A Harvard study in the New England Journal of Medicine suggests that one out of every 48 patients prescribed an opioid in an ER uses the pills for at least six months over the next year. "And the longer they're used, the higher the risk for becoming dependent," the story said. The current opioid addiction and overdose epidemic is inspiring many hospitals and trauma centers to look for new ways of managing pain "without using the opioids that have long been the mainstay for the severe pain of trauma and surgery," AP said. Trauma specialists, surgeons and anesthesiologists don't want to "save patients' lives or limbs only to have them fall under the grip of addiction." Trauma anesthesiologist Dr. Ron Samet, who treated the patient with the shattered thigh, said the innovative nerve block "cut by tenfold the amount of opioids he'd otherwise have received for his latest injury."

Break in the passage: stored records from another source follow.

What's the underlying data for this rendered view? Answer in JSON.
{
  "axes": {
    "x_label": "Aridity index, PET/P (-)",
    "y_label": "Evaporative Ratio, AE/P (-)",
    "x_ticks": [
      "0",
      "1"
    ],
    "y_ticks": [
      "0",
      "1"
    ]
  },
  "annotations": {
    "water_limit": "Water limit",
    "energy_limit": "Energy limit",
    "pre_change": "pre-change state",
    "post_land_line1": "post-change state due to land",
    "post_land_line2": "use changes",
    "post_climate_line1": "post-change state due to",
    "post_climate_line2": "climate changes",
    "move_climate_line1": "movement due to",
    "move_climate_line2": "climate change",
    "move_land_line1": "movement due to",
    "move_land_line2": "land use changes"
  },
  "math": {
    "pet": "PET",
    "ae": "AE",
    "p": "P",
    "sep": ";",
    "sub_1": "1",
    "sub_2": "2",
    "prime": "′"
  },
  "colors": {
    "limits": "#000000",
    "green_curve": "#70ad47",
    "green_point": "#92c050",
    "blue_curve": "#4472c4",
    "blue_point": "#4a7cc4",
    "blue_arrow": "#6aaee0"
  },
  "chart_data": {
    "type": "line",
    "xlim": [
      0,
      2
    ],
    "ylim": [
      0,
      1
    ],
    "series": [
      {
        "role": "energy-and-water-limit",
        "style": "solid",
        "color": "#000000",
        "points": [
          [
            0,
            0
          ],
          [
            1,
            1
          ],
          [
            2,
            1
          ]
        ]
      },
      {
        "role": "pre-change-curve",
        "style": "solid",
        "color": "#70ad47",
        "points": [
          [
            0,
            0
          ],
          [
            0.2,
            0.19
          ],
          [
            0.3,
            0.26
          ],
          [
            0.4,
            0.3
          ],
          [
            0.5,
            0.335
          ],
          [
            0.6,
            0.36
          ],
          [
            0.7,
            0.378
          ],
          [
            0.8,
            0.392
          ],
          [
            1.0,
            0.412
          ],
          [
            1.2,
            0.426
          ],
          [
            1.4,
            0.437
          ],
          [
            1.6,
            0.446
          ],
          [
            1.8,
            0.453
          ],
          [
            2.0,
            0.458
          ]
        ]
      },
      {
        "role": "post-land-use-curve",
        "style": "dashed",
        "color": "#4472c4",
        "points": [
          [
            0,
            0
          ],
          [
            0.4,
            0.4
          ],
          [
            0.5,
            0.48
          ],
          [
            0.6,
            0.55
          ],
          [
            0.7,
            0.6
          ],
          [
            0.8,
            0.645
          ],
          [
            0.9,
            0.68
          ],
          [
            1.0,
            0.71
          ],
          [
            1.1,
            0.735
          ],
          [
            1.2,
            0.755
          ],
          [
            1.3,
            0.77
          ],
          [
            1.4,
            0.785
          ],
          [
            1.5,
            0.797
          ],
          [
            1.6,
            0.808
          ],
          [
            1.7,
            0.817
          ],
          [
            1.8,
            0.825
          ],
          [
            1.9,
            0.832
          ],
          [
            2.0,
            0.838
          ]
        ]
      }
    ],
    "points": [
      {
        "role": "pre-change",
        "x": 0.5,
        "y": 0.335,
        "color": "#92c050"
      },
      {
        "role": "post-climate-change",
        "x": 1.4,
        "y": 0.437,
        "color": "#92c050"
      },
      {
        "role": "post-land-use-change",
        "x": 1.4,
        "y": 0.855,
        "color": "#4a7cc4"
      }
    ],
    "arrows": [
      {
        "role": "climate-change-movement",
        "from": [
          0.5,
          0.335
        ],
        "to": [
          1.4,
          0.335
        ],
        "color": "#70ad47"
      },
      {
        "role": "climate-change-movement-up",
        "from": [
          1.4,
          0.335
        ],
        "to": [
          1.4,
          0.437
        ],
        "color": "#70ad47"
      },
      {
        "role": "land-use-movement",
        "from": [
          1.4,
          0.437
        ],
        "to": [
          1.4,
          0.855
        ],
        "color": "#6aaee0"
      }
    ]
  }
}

Fast and effective no-risk treatment

The treatment requires somewhat specialized skills that aren't usually part of a family doctor's bag of tricks. But it's not rocket science, either, and can be applied quickly and effectively by a skilled and experienced anesthesiologist such as Dr. Samet. He wheeled over a portable ultrasound machine beside the victim, placed a probe over the patient's pelvis and located three tiny dots on the video screen that mark key nerves. He then threaded a tiny tube directly to the nerves, which was used to infuse a non-addictive numbing medication for three days. "It has really changed the dynamics of how we care for these patients," Dr. Samet said. "It's like a godsend," the patient said later. "If you can have something like this, why would you want to take anything else?" He said that a day after having a steel rod implanted in his femur (thigh bone) to stabilize it, "I can wiggle my toes, I can move my foot, there's feeling right above the ankle." But in that damaged thigh? "I can't feel anything." Roughly 2 million people are addicted to opioids in America and an average of 91 Americans die every day from opioid overdoses - either heroin or prescription opioid painkillers. It should be kept in mind that prescription opioids are what have very likely led to most heroin addictions in this country.